Now, let’s try 5000 concurrent connections (N=1). Unfortunately, for most environments, the failure rate is not obvious. Let’s look at the number of requests handled per second in this chart, the higher the better:
This graph doesn’t look quite the same. My guess is that with the high number of connections, new processes and memory requests in PHP + Apache seem to be the main factor affecting PHP performance. Go is the clear winner, followed by Java, Node, and finally PHP.
Although there are many factors involved in overall throughput, and there are significant differences between applications, the more you understand the underlying principles and trade-offs involved, the better your applications will perform.
conclusion
To sum up, as languages evolve, so do solutions for handling large applications with large volumes of I/O.
To be fair, PHP and Java both have non-blocking I/O implementations available for Web applications. However, these implementations are not as widely used as the approaches described above, and there are maintenance costs to consider. Not to mention that the application code must be built in a way that is appropriate for this environment.
Let’s compare a few important factors that affect performance and ease of use:
PHP | process | no | – |
Java | thread | effective | Need a callback |
Node.js | thread | is | Need a callback |
Go | Thread (Goroutines) | is | Without the callback |
Because threads share the same memory space while processes do not, threads are generally much more memory efficient than processes. From the top down in the list above, each I/ O-related factor gets better and better. So, if I had to pick a winner from the comparison above, it would definitely be Go.

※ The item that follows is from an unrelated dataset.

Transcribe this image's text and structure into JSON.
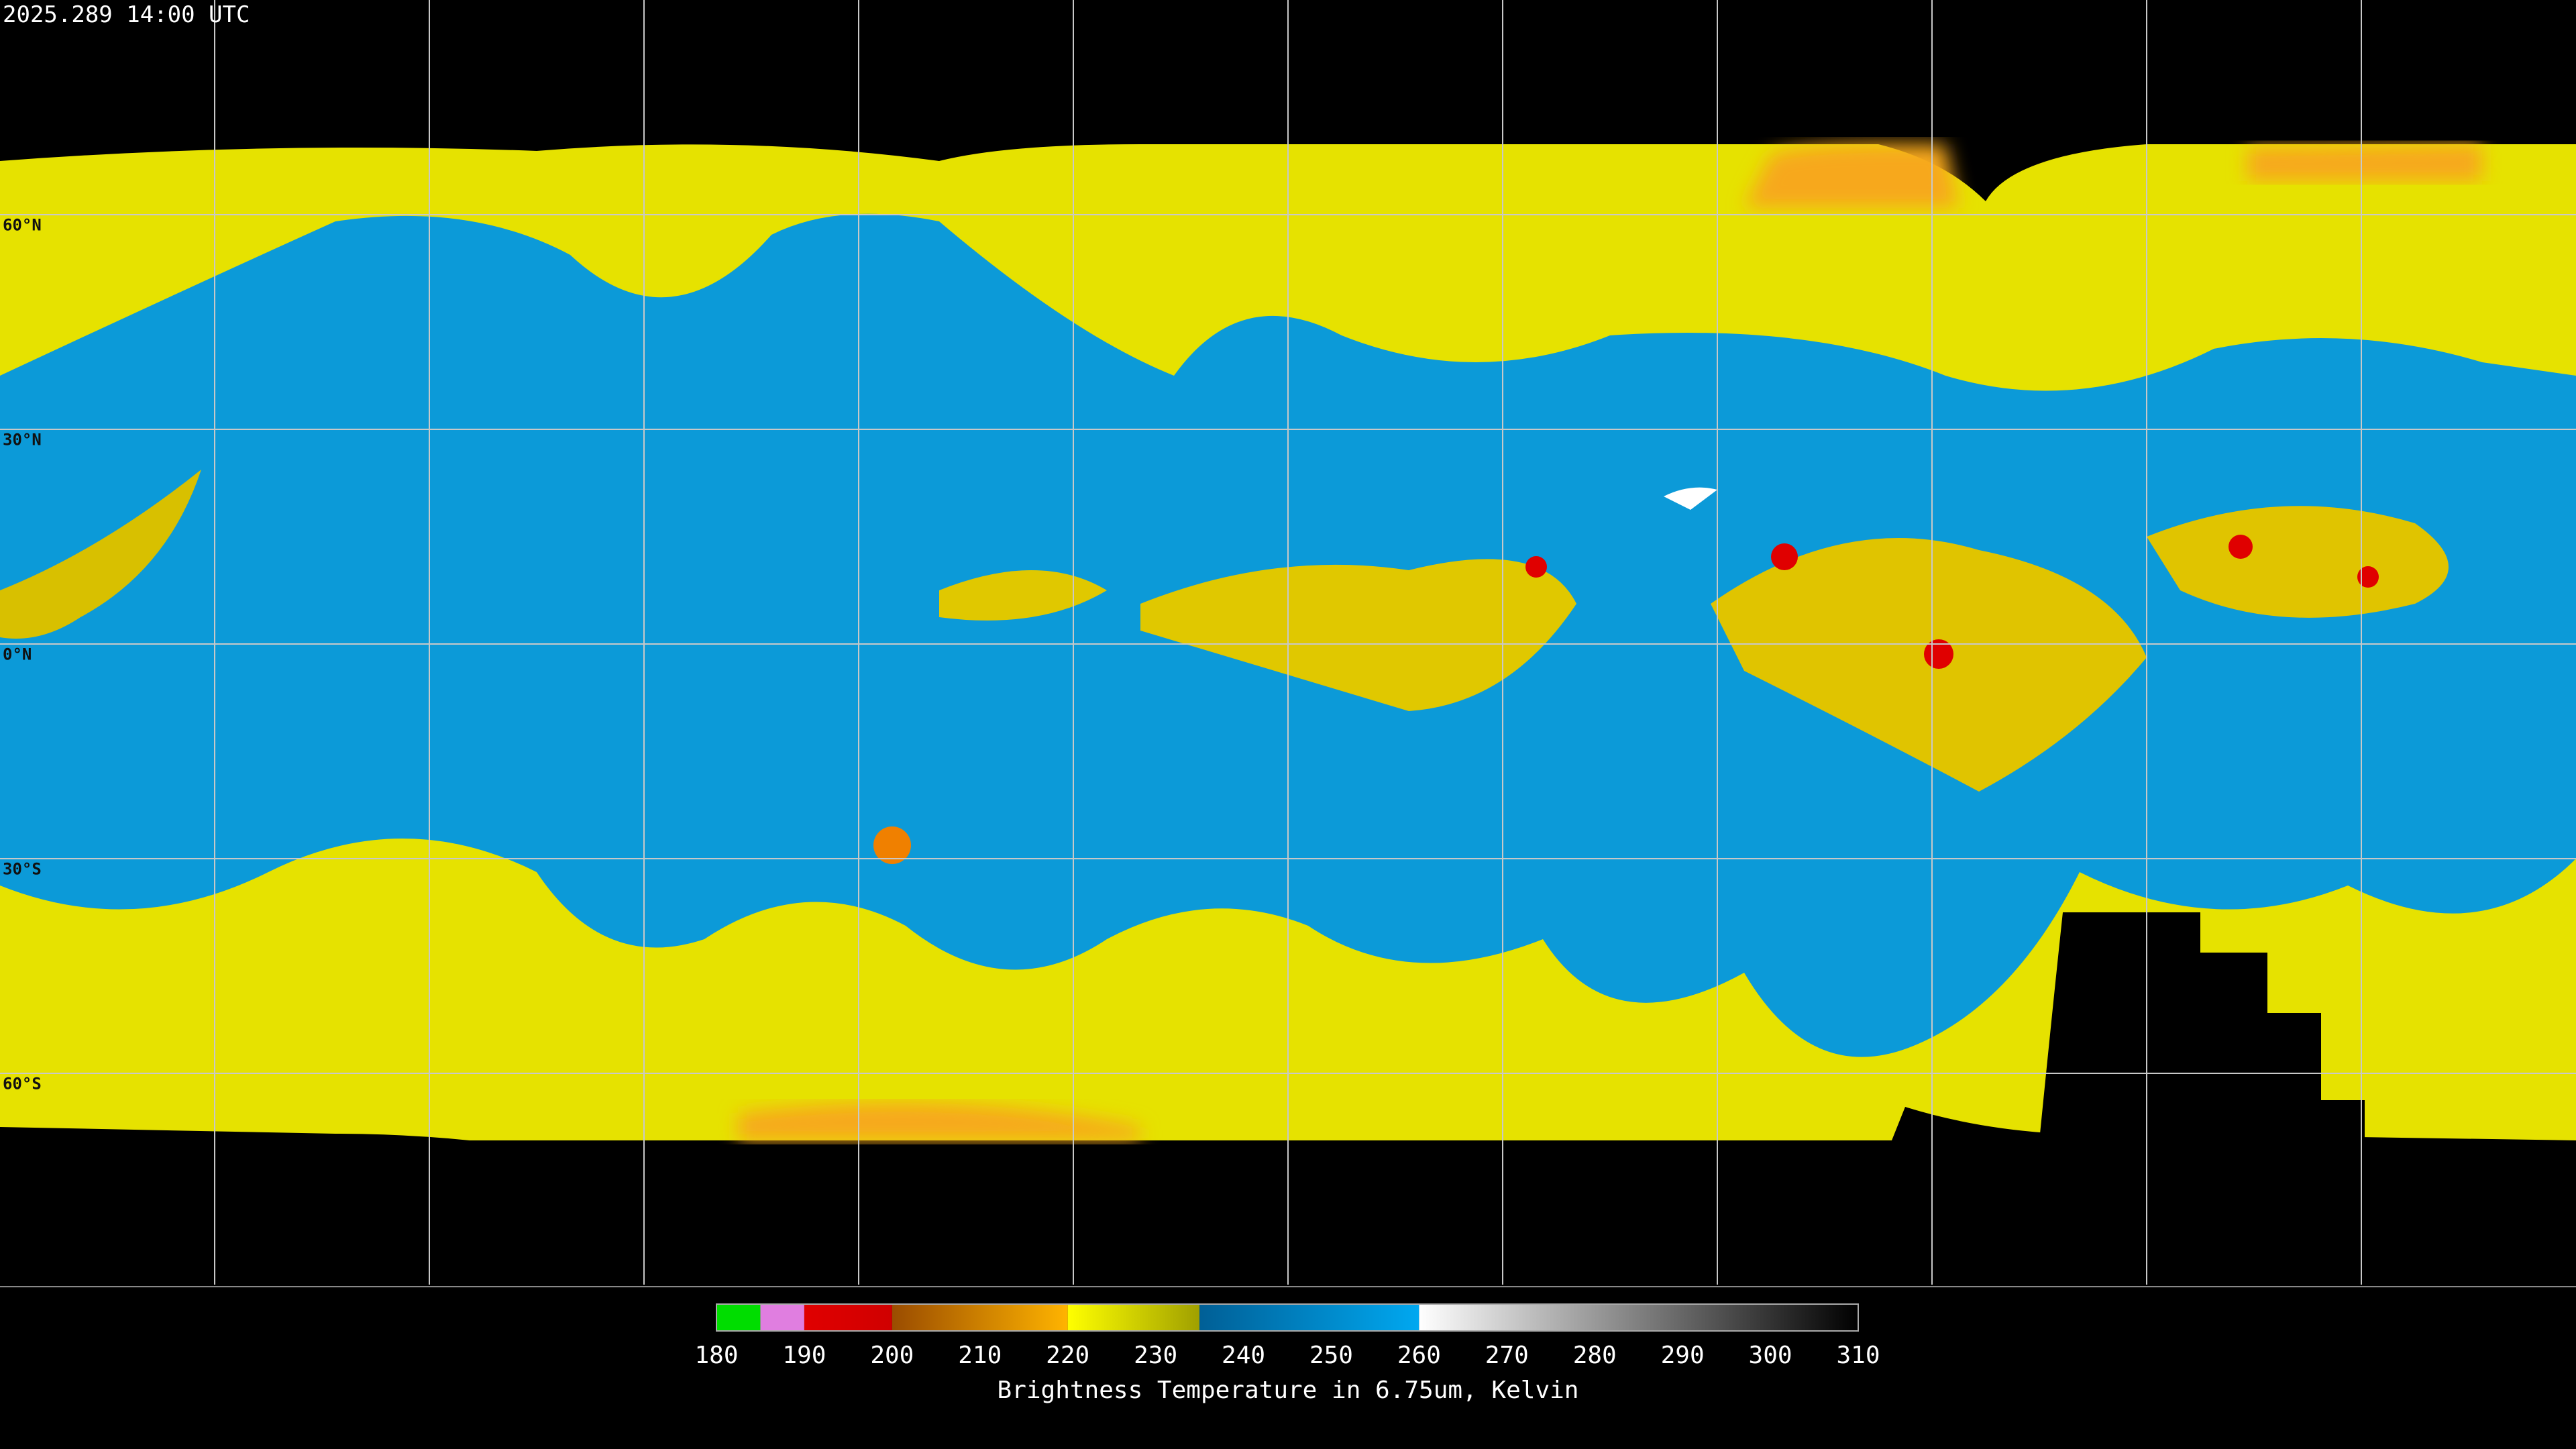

Even so, in practice, the environment you choose to build your application in is closely related to your team’s familiarity with the environment and the overall productivity your team can achieve. So, using Node or Go to develop Web applications and services may not be the best choice for your team.
Hopefully, this has helped you get a clearer picture of what’s going on underneath and given you some advice on how to handle application scalability.